Vulkane und Grossstadtdschungel

Das sonnige, warme Wüstenwetter behält mich einen weiteren Tag in Arica. Besondere Sehenswürdigkeiten bietet die Stadt nicht, weshalb ich in der angenehmen Unterkunft relaxe und abends auf der Dachterrasse den Tag ausklingen lasse.

 

Beim Frühstück erklärt mir der Gastgeber, dass er und seine Frau auf eine Tagessegeltour eingeladen sind und ich abfahren könne, wann ich wolle.

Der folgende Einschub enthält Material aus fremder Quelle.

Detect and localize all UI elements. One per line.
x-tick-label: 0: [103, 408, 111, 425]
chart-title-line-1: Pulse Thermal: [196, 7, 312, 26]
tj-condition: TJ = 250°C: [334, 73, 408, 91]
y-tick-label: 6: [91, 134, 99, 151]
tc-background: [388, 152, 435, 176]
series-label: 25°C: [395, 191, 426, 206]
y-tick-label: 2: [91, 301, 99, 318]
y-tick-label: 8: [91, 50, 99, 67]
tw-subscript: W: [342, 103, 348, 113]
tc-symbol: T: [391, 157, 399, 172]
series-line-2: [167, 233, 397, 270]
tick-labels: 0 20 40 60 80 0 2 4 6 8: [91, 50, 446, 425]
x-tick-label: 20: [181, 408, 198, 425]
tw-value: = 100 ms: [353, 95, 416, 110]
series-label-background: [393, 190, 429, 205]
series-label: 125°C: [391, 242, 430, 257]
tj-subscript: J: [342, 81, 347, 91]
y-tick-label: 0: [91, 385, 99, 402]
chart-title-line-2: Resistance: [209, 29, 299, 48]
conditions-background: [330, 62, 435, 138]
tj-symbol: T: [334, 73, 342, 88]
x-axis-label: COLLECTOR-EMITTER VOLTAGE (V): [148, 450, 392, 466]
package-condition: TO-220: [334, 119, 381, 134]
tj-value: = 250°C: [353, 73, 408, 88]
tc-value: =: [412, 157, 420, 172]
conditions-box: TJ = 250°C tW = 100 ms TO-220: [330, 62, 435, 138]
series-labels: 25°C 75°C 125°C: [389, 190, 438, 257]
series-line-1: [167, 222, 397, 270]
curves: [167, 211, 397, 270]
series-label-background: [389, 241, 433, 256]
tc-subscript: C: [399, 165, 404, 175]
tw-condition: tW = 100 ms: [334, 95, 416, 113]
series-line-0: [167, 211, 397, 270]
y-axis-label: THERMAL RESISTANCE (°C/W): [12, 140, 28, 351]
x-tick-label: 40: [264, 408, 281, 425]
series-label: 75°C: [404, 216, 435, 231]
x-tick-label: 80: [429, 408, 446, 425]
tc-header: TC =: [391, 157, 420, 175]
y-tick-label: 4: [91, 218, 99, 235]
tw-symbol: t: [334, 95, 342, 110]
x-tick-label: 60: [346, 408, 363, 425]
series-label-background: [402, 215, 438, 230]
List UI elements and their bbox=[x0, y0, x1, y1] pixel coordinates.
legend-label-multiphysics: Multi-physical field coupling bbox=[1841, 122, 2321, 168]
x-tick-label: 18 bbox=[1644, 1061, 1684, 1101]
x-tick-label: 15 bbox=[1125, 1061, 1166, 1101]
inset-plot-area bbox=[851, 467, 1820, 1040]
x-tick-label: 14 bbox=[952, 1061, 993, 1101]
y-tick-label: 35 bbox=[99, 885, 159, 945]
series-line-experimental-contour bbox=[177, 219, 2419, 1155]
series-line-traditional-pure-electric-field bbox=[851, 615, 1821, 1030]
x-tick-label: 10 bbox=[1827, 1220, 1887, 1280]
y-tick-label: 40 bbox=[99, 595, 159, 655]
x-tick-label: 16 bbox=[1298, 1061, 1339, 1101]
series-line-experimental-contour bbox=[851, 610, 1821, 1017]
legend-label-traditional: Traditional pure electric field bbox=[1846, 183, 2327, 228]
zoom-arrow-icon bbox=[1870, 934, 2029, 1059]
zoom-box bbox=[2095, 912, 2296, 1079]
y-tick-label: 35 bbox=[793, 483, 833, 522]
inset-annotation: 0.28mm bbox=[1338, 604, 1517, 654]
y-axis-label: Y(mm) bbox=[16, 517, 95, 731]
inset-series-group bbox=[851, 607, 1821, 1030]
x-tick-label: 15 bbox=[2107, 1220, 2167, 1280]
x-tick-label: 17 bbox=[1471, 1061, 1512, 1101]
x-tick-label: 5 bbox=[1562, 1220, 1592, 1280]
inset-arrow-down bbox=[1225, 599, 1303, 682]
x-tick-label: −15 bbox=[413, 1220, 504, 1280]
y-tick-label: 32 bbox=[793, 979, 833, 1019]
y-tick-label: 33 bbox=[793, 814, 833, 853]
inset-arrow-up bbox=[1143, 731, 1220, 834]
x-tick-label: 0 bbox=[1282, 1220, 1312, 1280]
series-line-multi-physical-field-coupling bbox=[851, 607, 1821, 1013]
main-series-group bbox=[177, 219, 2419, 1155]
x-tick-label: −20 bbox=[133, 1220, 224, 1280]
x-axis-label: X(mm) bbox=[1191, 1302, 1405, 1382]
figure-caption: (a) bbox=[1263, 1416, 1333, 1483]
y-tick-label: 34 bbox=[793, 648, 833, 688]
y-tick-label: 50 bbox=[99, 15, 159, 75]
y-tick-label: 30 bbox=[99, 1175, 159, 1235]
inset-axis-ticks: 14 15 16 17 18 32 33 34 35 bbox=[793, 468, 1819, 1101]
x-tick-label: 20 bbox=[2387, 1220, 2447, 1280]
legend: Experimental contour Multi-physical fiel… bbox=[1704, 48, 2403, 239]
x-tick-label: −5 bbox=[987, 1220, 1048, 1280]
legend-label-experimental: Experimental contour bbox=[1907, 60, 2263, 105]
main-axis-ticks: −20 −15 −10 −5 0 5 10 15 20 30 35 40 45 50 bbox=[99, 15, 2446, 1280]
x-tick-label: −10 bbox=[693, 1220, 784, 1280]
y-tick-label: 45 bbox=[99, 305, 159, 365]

Da es keine weiteren Gäste hat, zeigt er mir, wie ich das Haus und die Garage abschliessen muss.

 

Danach verabschiedet er sich und seine Frau und überlässt mir quasi das Hostal.

 

Etwas paradox, weil er mir so viel Vertrauen entgegenbringt, jedoch seiner Umgebung überhaupt nicht, da ich beim Verlassen des Hauses die Haustüre, die Garagentüre und das Tor des Eisengitterzaunes, welcher rund um das Haus verläuft, abschliessen muss, damit niemand einbrechen kann.

 

Als alles verschlossen ist, brause ich los und fülle bei der nächsten Tankstelle meine Benzinvorräte auf, bevor ich in die Wüste hinausfahre.

 

Ich folge einige Kilometer dem riesigen, ausgetrockneten Rio San Jose Flussbett, bis die Strasse nach links aus der breiten Schlucht hinausführt.

 

Einmal mehr ergeben sich dadurch Aus- und Weitblicke in die ewig braune Wüstenwelt.

 

Mein heutiges Ziel in das Bergdorf Putre auf 3'500 Meter. Von hier starten viele Touren in den Nationalpark Lauca, in dem der bilderbuchmässig aussehende Vulkan Parinacota und einer höchsten Seen der Welt, die Laguna Chungara auf 4'500 Meter.

 

Bevor mich jedoch meine Route in die Anden bringt, tauche ich erneut in ein grosses Tal ein, in welchem der Rio Lluta mit seinem Wasser landwirtschaftlicher Anbau ermöglicht.

 

Danach geht es steil hinauf ins Gebirge, wo der Nebel alsbald der Sonne einen Riegel vorschiebt und die Temperaturen drastisch fallen lässt. Zeit mir eine erste Schicht zusätzlicher Kleider überzuziehen.

 

Je höher ich steige, umso grüner wird die Landschaft und bald deutet nichts mehr darauf hin, dass die trockenste Wüste der Welt lediglich einen grossen Steinwurf entfernt liegt.

 

Der Nebel geht und kommt und leider genau beim Bergdorf Socoroma graut er wieder alles ein.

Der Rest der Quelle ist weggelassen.